S. E. Crescenzio Card. Sepe
Préfet de la C.E.P.
Lectures:
Act 18-9-18; ps. 46,2-7; Jn 16,20-23a
1. «Sois sans crainte,
continue de parler, car je suis avec toi»[Act 18,9-10]. Le
Seigneur ne pouvait que nous offrir cette parole rassurante alors
que nous sommes ici rassemblés, ce matin, dans cette ville
natale de la vénérable Pauline Marie Jaricot (1799-1862).
«Je suis avec toi», c’est le chant intérieur
qui accompagne l’apôtre des Gentils dans son oeuvre
missionnaire à Corinthe. La communion que lui assure son
Seigneur lui donne la sérénité du coeur. Aucune
épreuve ne peut le faire renoncer à sa résolution
d’annoncer l’Evangile. Paul n’a pas peur. «J’ai
fait tant de voyages et affronté tant de dangers: dangers
des fleuves et des brigands, de mes compatriotes et des païens,
danger des villes, des déserts, des mers, des faux frères!
Travaux pénibles et dures épreuves, nuits sans dormir,
la faim, la soif, le froid, le dénuement, et sans compter
le reste, mon obsession quotidienne, le souci de toutes les communautés»
[2 Cor. 11,26-28].
A la demande des disciples d’Emmaüs de rester «avec»
eux, Jésus répond par un don beaucoup plus grand.
Par le sacrement de l’Eucharistie, il trouva le moyen de demeurer
«en» eux. L’Eucharistie réalise la plus
profonde communion avec Jésus. Et cette relation de “permanence”
intime et réciproque permet - comme le rappelait notre vénéré
Pape Jean Paul II - d’anticiper en quelque manière
le ciel sur la terre [cf. Mane Nobiscum Domine, 19]. Dieu a mis
dans le coeur de l’homme la «faim» de sa Parole,
qui sera assouvie uniquement dans l’union totale avec Lui.
En effet, la communion eucharistique nous est donnée pour
nous “rassasier” de Dieu sur cette terre, dans l’attente
que cette faim soit totalement comblée au ciel.
Riche de cette communion avec le Christ et loin de se refermer sur
elle-même, l’Eglise, peuple de la Nouvelle Alliance,
est appelée à annoncer dans le monde le salut réalisé
par le Christ: «De même que le Père m’a
envoyé, moi aussi, je vous envoie» [Jn 20,21]. C’est
pourquoi, de la perpétuation du sacrifice de la Croix dans
l’Eucharistie et de la communion au Corps et au sang du Christ,
l’Eglise reçoit les forces spirituelles nécessaires
à la réalisation de sa mission.

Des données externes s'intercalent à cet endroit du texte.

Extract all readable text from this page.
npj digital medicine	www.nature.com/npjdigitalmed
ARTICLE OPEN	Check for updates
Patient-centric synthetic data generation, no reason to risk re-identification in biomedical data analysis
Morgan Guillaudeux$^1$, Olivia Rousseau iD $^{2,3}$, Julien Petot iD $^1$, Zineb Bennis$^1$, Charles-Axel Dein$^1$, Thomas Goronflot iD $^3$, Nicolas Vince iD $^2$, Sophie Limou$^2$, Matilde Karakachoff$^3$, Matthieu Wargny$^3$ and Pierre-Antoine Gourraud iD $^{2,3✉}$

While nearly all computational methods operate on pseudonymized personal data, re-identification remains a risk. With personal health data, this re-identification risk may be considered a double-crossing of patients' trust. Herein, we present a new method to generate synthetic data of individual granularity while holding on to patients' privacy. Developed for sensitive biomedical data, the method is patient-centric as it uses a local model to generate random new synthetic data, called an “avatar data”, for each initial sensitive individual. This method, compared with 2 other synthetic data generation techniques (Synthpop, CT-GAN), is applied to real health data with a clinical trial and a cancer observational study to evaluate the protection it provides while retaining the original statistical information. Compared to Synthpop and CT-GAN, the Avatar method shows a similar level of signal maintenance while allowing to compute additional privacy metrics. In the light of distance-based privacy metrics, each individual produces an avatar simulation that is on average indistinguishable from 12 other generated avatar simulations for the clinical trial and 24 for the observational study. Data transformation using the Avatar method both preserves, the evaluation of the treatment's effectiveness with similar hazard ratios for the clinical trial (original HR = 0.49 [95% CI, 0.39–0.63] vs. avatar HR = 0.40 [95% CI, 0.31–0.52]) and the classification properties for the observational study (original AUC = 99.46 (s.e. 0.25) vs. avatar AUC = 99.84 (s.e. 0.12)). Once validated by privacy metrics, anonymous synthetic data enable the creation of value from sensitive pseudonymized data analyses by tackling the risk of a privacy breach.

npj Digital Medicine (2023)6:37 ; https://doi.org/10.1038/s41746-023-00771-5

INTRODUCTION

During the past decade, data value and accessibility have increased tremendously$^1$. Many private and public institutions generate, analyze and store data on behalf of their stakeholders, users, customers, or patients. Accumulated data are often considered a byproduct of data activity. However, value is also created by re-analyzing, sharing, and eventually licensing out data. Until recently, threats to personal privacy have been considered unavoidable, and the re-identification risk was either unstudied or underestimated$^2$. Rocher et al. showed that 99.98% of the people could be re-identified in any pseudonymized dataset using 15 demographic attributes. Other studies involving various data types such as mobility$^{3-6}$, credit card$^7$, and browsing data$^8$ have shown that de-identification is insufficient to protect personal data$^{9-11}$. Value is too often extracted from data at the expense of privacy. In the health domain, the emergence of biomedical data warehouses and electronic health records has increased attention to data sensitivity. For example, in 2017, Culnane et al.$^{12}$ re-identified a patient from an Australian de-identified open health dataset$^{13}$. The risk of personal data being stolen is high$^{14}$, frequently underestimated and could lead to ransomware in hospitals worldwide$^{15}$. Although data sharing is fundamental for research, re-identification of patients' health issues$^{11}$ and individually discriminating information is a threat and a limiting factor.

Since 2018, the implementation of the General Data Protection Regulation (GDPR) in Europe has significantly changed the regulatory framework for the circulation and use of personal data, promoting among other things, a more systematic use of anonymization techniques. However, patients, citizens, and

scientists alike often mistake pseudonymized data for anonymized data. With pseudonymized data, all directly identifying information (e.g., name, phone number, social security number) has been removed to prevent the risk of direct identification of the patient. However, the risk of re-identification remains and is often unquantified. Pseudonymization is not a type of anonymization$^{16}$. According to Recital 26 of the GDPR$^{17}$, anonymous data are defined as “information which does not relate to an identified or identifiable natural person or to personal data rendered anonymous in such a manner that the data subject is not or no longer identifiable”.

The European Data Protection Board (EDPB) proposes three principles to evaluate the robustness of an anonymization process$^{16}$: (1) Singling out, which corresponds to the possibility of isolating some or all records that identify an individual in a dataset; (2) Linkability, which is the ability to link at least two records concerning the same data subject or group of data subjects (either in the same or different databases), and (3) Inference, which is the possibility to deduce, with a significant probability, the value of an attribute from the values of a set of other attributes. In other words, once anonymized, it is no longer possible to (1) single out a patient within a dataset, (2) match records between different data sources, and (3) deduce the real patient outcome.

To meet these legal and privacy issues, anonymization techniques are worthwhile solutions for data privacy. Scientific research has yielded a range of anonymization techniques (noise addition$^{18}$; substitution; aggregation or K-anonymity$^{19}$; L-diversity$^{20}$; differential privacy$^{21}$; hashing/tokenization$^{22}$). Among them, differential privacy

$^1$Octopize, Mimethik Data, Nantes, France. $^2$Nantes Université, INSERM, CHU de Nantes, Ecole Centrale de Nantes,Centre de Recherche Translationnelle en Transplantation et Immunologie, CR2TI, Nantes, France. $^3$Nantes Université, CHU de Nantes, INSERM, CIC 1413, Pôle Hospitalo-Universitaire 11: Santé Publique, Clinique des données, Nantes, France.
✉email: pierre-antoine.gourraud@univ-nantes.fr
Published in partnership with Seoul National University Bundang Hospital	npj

Ainsi, l’Eucharistie
apparaît en même temps comme la source et le sommet
de toute l’évangélisation, puisque son but est
la communion de tous les hommes avec le Christ et en lui avec le
Père et l’Esprit Saint.
2. Chers Messieurs les Directeurs des Oeuvres Pontificales Missionnaires,
nous sommes rassemblés ici, à Lyon, aux sources de
l’Oeuvre de la Propagation de la Foi, pour puiser l’inspiration
nécessaire dont a besoin notre animation missionnaire. En
visitant la maison et la chapelle de Pauline Marie Jaricot et en
relisant ses écrits, nous pouvons conclure que les Oeuvres
Pontificales Missionnaires sont réellement charismatiques;
autrement dit, elles sont un don de l’Esprit Saint, chaque
Oeuvre ayant son charisme particulier confirmé par l’Eglise.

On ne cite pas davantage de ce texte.